Mark Sanchez says he's not worried about losing job

Mark Sanchez and Tim Tebow look on late

Mark Sanchez and Tim Tebow look on late in the game against the San Francisco 49ers at MetLife Stadium. (Sept. 30, 2012) (Credit: Jim McIsaac)

FLORHAM PARK, N.J. -- In Mark Sanchez's eyes, Tim Tebow is no different than any other backup quarterback who has sat beside him in the meeting room.

For that reason, the Jets' starting quarterback said he's not preoccupied with looking over his shoulder.

"I don't feel threatened to lose my job at all," Sanchez said Thursday. "It's no different whether it's Tim or [Mark] Brunell or Kellen [Clemens]. It doesn't change. I'm really not worried about it."

Sanchez again found himself defending his status as a team leader, as he and his teammates prepare for their Monday night game against the Texans (4-0).

The Jets' offense has been inconsistent, and their defense has been subpar. But in the midst of key injuries and ever-growing chants for "Tebowtime," Sanchez remains, at least publicly, self-assured -- not only in himself, but in the team's ability to prove this season is not a lost cause.

"Nobody expects it to work, nobody expects it to go right, nobody expects us to win. That's fine. It's fine," he said. "I've been in situations like that before. I'm confident I can handle it and there's only one way in my mind to go about it, and that's really to attack it."

The fourth-year quarterback has a league-low 49.2 completion percentage, but that's partly because his receivers haven't consistently been healthy or fought to get open and run routes properly. And now the loss of Holmes and the lingering hamstring injuries of tight end Dustin Keller and rookie wideout Stephen Hill force Sanchez to rely on an unproven group.

Oft-injured Chaz Schilens said the receivers should take some of the blame for Sanchez's woeful stats.

"I've messed up and put Mark in bad situations, and other guys have, too," Schilens said. "It's a team game, so you see Mark out there with the bad completion percentage, that's only half of the story -- at most."

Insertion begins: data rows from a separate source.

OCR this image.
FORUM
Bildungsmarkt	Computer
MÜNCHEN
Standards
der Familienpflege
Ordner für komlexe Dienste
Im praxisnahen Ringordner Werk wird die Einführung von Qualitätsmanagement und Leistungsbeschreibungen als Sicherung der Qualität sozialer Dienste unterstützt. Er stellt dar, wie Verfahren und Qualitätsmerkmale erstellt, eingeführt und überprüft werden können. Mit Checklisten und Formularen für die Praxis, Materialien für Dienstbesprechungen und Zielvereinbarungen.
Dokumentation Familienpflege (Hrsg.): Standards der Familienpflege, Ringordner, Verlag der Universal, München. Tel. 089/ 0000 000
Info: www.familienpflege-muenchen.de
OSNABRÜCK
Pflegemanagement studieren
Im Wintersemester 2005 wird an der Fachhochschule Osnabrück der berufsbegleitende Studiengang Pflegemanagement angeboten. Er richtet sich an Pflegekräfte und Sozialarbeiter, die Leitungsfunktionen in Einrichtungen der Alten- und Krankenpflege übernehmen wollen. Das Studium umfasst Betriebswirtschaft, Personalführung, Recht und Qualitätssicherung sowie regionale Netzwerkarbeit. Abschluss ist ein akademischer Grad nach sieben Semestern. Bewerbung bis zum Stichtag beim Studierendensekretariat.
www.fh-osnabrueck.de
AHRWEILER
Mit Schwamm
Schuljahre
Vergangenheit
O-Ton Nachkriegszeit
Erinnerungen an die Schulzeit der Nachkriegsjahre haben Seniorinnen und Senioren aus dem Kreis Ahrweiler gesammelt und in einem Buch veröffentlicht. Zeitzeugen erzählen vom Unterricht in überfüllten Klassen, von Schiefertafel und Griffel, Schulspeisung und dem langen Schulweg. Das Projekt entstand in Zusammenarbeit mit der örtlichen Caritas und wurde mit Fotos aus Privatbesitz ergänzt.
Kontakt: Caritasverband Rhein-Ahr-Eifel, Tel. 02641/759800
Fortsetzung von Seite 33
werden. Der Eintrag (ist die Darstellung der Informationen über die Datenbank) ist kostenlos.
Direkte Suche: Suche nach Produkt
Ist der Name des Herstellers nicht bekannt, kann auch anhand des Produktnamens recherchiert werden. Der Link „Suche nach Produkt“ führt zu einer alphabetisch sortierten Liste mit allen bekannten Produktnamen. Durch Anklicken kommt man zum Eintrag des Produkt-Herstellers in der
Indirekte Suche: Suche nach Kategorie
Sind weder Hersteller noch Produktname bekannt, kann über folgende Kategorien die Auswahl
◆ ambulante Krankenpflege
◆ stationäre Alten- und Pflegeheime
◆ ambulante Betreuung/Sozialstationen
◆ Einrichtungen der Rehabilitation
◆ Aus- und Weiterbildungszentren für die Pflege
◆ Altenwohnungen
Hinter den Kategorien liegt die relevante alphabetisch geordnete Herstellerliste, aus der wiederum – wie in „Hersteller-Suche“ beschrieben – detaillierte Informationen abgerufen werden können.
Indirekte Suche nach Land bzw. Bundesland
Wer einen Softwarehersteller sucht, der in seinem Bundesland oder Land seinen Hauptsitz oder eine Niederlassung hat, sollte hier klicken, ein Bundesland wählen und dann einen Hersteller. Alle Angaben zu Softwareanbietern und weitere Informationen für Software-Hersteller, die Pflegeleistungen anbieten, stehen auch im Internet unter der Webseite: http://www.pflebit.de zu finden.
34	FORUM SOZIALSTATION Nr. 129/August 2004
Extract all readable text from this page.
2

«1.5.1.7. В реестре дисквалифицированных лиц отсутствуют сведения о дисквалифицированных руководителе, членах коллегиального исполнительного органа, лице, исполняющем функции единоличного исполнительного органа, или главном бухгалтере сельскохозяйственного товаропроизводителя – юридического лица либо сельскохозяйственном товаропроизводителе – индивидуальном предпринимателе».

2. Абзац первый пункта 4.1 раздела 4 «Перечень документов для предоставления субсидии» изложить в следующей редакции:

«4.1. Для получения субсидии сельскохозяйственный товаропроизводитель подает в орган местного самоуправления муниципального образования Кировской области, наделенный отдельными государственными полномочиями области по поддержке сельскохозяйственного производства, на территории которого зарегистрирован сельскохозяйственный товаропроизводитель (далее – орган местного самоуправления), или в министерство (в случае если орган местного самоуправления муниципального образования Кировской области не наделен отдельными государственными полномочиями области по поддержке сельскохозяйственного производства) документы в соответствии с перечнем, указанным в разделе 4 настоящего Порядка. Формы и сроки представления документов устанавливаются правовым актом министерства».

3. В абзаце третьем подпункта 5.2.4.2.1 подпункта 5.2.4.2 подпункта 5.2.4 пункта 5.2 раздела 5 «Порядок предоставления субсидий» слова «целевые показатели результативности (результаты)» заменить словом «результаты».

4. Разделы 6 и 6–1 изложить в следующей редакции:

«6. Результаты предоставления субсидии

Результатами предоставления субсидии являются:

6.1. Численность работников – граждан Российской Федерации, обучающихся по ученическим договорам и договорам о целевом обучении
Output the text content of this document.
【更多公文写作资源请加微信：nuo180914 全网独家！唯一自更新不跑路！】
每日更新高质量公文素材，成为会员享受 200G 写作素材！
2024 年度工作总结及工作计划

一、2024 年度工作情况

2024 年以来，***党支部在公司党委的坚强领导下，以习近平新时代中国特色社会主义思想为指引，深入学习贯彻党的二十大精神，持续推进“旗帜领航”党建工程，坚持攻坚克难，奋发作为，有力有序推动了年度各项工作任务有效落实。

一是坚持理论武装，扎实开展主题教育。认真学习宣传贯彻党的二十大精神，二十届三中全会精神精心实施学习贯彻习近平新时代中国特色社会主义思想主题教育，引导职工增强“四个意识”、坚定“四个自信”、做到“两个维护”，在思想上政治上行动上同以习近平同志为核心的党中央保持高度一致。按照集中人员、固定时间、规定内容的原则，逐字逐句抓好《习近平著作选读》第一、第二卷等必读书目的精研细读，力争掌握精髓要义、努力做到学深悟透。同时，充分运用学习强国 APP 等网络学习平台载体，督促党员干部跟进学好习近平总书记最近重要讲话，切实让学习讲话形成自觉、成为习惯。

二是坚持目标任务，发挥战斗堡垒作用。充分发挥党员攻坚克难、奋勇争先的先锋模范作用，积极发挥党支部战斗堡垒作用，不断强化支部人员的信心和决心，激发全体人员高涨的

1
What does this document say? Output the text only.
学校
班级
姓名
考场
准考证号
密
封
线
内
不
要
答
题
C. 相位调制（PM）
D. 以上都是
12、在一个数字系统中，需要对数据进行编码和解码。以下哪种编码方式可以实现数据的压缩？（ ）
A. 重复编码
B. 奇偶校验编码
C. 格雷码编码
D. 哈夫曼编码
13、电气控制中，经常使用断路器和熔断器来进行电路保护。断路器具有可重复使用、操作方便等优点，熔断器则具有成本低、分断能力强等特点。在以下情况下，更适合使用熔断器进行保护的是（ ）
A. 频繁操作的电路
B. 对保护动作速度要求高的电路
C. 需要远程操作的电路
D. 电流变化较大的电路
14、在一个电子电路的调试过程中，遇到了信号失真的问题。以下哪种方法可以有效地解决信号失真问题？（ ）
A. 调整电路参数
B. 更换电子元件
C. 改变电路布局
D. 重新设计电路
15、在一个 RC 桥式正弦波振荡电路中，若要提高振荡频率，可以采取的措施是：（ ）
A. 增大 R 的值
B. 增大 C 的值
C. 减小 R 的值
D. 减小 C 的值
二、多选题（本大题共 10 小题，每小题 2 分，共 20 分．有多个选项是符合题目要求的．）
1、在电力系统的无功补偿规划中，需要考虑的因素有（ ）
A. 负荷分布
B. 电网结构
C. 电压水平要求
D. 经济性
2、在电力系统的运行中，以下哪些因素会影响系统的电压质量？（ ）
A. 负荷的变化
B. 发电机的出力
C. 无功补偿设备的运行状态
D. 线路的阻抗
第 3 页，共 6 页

To ensure that miscommunication isn't a problem this week against the Texans' No. 1 overall defense, Sanchez has spent extra time on the field and in meetings with his receivers. Jeremy Kerley said they've been working on their timing and adjusting to routes they "normally wouldn't do" when Holmes was in the mix. The slot receiver added he'll be used on the outside more to compensate for the absence of Holmes.

Sanchez's margin for error inherently is slimmer now without his two biggest assets (Holmes, Keller). But the quarterback said he doesn't have time to worry about how he'll manufacture chemistry with his receivers, including newly acquired Jason Hill.

"We've got to do it. And we've got to make it work," Sanchez said.

He said his expectations for the group are straightforward: "Be in the right spot at the right time. After that, catch the ball.

"And they'll be right. I expect them to be right."

There's an inherent toughness that comes with the quarterback position, said Rex Ryan, who added that Sanchez's skin is thick enough to survive playing in New York.

"I think Mark's been fairly successful here," the Jets coach said. "I've always said this from day one: Gimme the quarterback that wins. I think Mark is an excellent quarterback. Obviously, this past game wasn't.

"I don't think any of us really played up to our level. And that's something we're working hard at."